Black students don’t just bear the brunt of suspensions in New York City — they also are more likely to receive harsher punishments for committing the same infractions as students from other racial groups, according to an analysis released Thursday by the city’s Independent Budget Office.
The report zeroed in on the top 10 infractions that cause roughly 80 percent of student suspensions and found that black students were more likely to receive harsher punishments for eight of them. In three of those suspension categories — bullying, reckless behavior, and altercation — black students were suspended for roughly double the number of days as students from at least one other racial group.
Black students who were suspended for “reckless behavior,” for instance, were suspended for 16.7 days on average. For Asian students, it was just 7.3 days, and for whites 10.9 days. The IBO report found that black students were not overrepresented in just two of the top 10 suspension categories: insubordination and drug possession.
Those findings, based on data from the 2016-17 school year, come against the backdrop of discipline reforms under Mayor Bill de Blasio that contributed to a substantial reduction in the number of overall suspensions, including in subjective categories such as “insubordination.” However, overall suspensions still disproportionately affect black students and students with disabilities.
The IBO report does not include any analysis of whether the harsher punishments are the result of discrimination, differences in student behavior or the interplay of these or other factors, even within the same suspension categories.
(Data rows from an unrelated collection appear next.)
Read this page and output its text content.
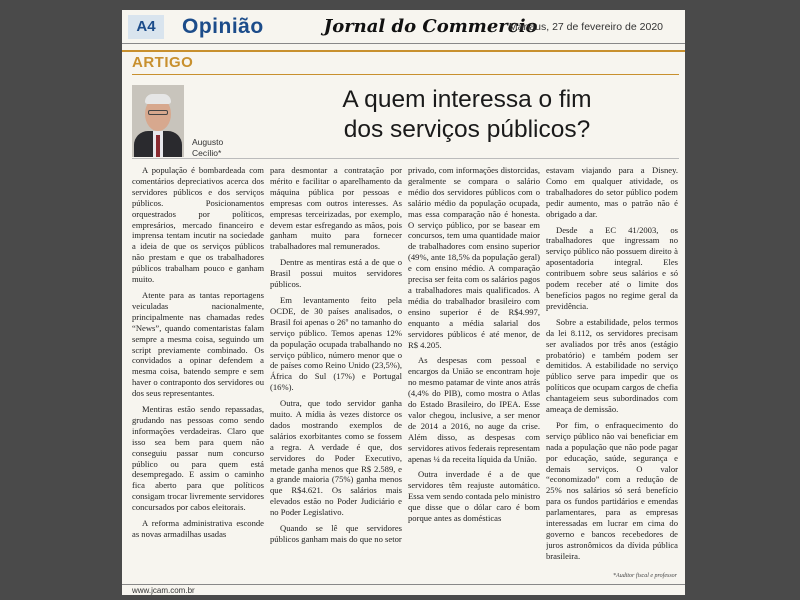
A4	Opinião	Jornal do Commercio
Manaus, 27 de fevereiro de 2020
ARTIGO
Augusto
Cecílio*
A quem interessa o fim
dos serviços públicos?

A população é bombardeada com comentários depreciativos acerca dos servidores públicos e dos serviços públicos. Posicionamentos orquestrados por políticos, empresários, mercado financeiro e imprensa tentam incutir na sociedade a ideia de que os serviços públicos não prestam e que os trabalhadores públicos trabalham pouco e ganham muito.

Atente para as tantas reportagens veiculadas nacionalmente, principalmente nas chamadas redes “News”, quando comentaristas falam sempre a mesma coisa, seguindo um script previamente combinado. Os convidados a opinar defendem a mesma coisa, batendo sempre e sem haver o contraponto dos servidores ou dos seus representantes.

Mentiras estão sendo repassadas, grudando nas pessoas como sendo informações verdadeiras. Claro que isso sea bem para quem não conseguiu passar num concurso público ou para quem está desempregado. E assim o caminho fica aberto para que políticos consigam trocar livremente servidores concursados por cabos eleitorais.

A reforma administrativa esconde as novas armadilhas usadas

para desmontar a contratação por mérito e facilitar o aparelhamento da máquina pública por pessoas e empresas com outros interesses. As empresas terceirizadas, por exemplo, devem estar esfregando as mãos, pois ganham muito para fornecer trabalhadores mal remunerados.

Dentre as mentiras está a de que o Brasil possui muitos servidores públicos.

Em levantamento feito pela OCDE, de 30 países analisados, o Brasil foi apenas o 26º no tamanho do serviço público. Temos apenas 12% da população ocupada trabalhando no serviço público, número menor que o de países como Reino Unido (23,5%), África do Sul (17%) e Portugal (16%).

Outra, que todo servidor ganha muito. A mídia às vezes distorce os dados mostrando exemplos de salários exorbitantes como se fossem a regra. A verdade é que, dos servidores do Poder Executivo, metade ganha menos que R$ 2.589, e a grande maioria (75%) ganha menos que R$4.621. Os salários mais elevados estão no Poder Judiciário e no Poder Legislativo.

Quando se lê que servidores públicos ganham mais do que no setor

privado, com informações distorcidas, geralmente se compara o salário médio dos servidores públicos com o salário médio da população ocupada, mas essa comparação não é honesta. O serviço público, por se basear em concursos, tem uma quantidade maior de trabalhadores com ensino superior (49%, ante 18,5% da população geral) e com ensino médio. A comparação precisa ser feita com os salários pagos a trabalhadores mais qualificados. A média do trabalhador brasileiro com ensino superior é de R$4.997, enquanto a média salarial dos servidores públicos é até menor, de R$ 4.205.

As despesas com pessoal e encargos da União se encontram hoje no mesmo patamar de vinte anos atrás (4,4% do PIB), como mostra o Atlas do Estado Brasileiro, do IPEA. Esse valor chegou, inclusive, a ser menor de 2014 a 2016, no auge da crise. Além disso, as despesas com servidores ativos federais representam apenas ¼ da receita líquida da União.

Outra inverdade é a de que servidores têm reajuste automático. Essa vem sendo contada pelo ministro que disse que o dólar caro é bom porque antes as domésticas

estavam viajando para a Disney. Como em qualquer atividade, os trabalhadores do setor público podem pedir aumento, mas o patrão não é obrigado a dar.

Desde a EC 41/2003, os trabalhadores que ingressam no serviço público não possuem direito à aposentadoria integral. Eles contribuem sobre seus salários e só podem receber até o limite dos benefícios pagos no regime geral da previdência.

Sobre a estabilidade, pelos termos da lei 8.112, os servidores precisam ser avaliados por três anos (estágio probatório) e também podem ser demitidos. A estabilidade no serviço público serve para impedir que os políticos que ocupam cargos de chefia chantageiem seus subordinados com ameaça de demissão.

Por fim, o enfraquecimento do serviço público não vai beneficiar em nada a população que não pode pagar por educação, saúde, segurança e demais serviços. O valor “economizado” com a redução de 25% nos salários só será benefício para os fundos partidários e emendas parlamentares, para as empresas interessadas em lucrar em cima do governo e bancos recebedores de juros astronômicos da dívida pública brasileira.

*Auditor fiscal e professor
www.jcam.com.br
There is research that some — though not all — of the disparities in school discipline are the result of bias from teachers and administrators. A study in Louisiana found that black students receive slightly harsher punishments than white students do while looking at the same altercation; other research has shown that black students are more likely to be suspended for discretionary offenses (think insubordination).
Black teachers are also less likely to suspend black students than white teachers. (In New York City, although 83 percent of students are Asian, black or Hispanic, less than 40 percent of their teachers are, according to data from the 2015-16 school year.)
“We’ve invested $47 million in school-based resources and support that have helped lead to a 34 percent decrease in suspensions, and we continue to expand restorative practices that address the underlying causes of conflict, reinforce positive behaviors, and hold students accountable for their actions while keeping them in a learning environment,” education department spokeswoman Miranda Barbot said in a statement.
“We recognize there is more work to do to address these national disparities at a local level and continue to remain focused on improving school climate,” she added.